The other day, my friend Jude came by to pick me up for a movie date. As she strode up the driveway she announced that she had just had an argument with her husband. He told her we had an in-ground swimming pool here in our yard, and (although she had been here many times since we purchased the place back in January) she was quite certain that we did not.
"Sure we do", I said, and with a dramatic arm sweep toward the eastern edge of the yard and a laugh: "Welcome to the jungle."
It is there, although you would never know it looking in from the road, covered and hidden as it is by grape vines, bittersweet, wild roses and black raspberry cane. It is standard size for a backyard pool, a rectangular shape surrounded by a rusted chain link fence which has been padlocked for years. The liner has long since rotted away nearly completely; only thin shreds of turqouise vinyl hang from the sides in various places under the tattered remnants of a dark green cover. Since we have lived here, there has been a foot or two of stagnant, muddy water in what used to be "the deep end".
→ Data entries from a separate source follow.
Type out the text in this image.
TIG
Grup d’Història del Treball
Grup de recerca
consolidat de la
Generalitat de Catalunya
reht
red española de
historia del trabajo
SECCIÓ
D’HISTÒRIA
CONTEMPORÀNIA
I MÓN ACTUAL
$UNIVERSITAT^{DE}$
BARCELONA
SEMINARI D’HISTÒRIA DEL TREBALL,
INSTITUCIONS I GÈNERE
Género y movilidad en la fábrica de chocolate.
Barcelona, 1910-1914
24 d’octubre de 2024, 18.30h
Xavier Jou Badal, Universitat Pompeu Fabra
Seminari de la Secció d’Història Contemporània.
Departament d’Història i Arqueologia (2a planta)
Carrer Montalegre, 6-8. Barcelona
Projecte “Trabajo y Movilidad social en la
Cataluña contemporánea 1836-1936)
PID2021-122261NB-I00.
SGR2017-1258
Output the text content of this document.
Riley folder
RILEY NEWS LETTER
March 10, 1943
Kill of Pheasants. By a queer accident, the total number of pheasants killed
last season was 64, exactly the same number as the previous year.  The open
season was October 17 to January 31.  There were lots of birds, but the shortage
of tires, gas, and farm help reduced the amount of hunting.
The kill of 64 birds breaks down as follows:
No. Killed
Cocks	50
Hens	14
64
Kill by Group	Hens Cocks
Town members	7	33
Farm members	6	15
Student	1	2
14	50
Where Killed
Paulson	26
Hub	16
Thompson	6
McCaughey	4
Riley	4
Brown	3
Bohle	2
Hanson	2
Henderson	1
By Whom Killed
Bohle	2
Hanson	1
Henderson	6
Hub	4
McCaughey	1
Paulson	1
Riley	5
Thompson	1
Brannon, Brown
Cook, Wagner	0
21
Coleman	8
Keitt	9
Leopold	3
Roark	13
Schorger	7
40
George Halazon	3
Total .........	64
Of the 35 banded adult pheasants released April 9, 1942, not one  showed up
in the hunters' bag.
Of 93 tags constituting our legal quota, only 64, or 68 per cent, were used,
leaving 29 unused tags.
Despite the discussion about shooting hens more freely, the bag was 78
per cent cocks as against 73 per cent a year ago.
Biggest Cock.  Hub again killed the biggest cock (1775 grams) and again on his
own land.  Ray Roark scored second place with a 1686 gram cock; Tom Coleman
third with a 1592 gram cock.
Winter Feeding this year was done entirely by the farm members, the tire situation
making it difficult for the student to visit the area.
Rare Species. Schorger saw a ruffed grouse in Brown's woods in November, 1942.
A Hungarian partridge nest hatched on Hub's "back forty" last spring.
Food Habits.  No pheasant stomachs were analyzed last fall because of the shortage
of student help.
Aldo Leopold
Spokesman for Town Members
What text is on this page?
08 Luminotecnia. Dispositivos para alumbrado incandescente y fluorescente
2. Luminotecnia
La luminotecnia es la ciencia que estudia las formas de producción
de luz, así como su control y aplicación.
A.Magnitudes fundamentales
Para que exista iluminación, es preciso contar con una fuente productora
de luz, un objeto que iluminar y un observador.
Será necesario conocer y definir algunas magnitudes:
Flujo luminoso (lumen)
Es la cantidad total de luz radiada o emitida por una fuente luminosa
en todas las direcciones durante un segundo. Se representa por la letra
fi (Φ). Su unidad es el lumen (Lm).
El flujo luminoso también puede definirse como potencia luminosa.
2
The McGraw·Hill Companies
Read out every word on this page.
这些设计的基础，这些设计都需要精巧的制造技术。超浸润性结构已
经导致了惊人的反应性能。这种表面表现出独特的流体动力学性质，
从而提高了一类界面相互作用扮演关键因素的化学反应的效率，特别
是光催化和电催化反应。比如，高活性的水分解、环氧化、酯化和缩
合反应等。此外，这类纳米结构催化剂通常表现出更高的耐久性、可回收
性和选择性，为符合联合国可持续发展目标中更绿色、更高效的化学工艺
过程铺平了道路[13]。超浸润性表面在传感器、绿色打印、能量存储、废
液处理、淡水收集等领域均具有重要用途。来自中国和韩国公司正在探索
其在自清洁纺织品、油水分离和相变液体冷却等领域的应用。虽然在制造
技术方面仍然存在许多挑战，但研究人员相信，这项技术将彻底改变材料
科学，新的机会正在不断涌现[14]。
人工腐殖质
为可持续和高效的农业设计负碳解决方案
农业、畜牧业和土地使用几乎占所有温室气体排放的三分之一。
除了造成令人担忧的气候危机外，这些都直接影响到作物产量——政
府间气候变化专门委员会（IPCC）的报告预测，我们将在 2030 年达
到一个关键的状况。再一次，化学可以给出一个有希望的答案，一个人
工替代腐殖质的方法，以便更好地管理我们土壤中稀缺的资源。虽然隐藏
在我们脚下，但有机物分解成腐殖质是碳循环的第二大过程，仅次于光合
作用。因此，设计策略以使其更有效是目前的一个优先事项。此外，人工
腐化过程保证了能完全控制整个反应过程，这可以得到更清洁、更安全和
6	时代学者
Upon first examining it on a walk through late last year, I was astonished to see that reeds and cattails had established themselves there. Several frog species have taken up residence, and now a flotilla of bright green algae floats on top as well. It is a real "cee-ment pond" that would have made "The Beverly Hillbillies" proud.
Right now it is a mysterious, secret garden, full of birds, chipmunks and amphibians. I almost felt like I was in Costa Rica on a rainy Sunday a week or so ago as I took some of these pictures.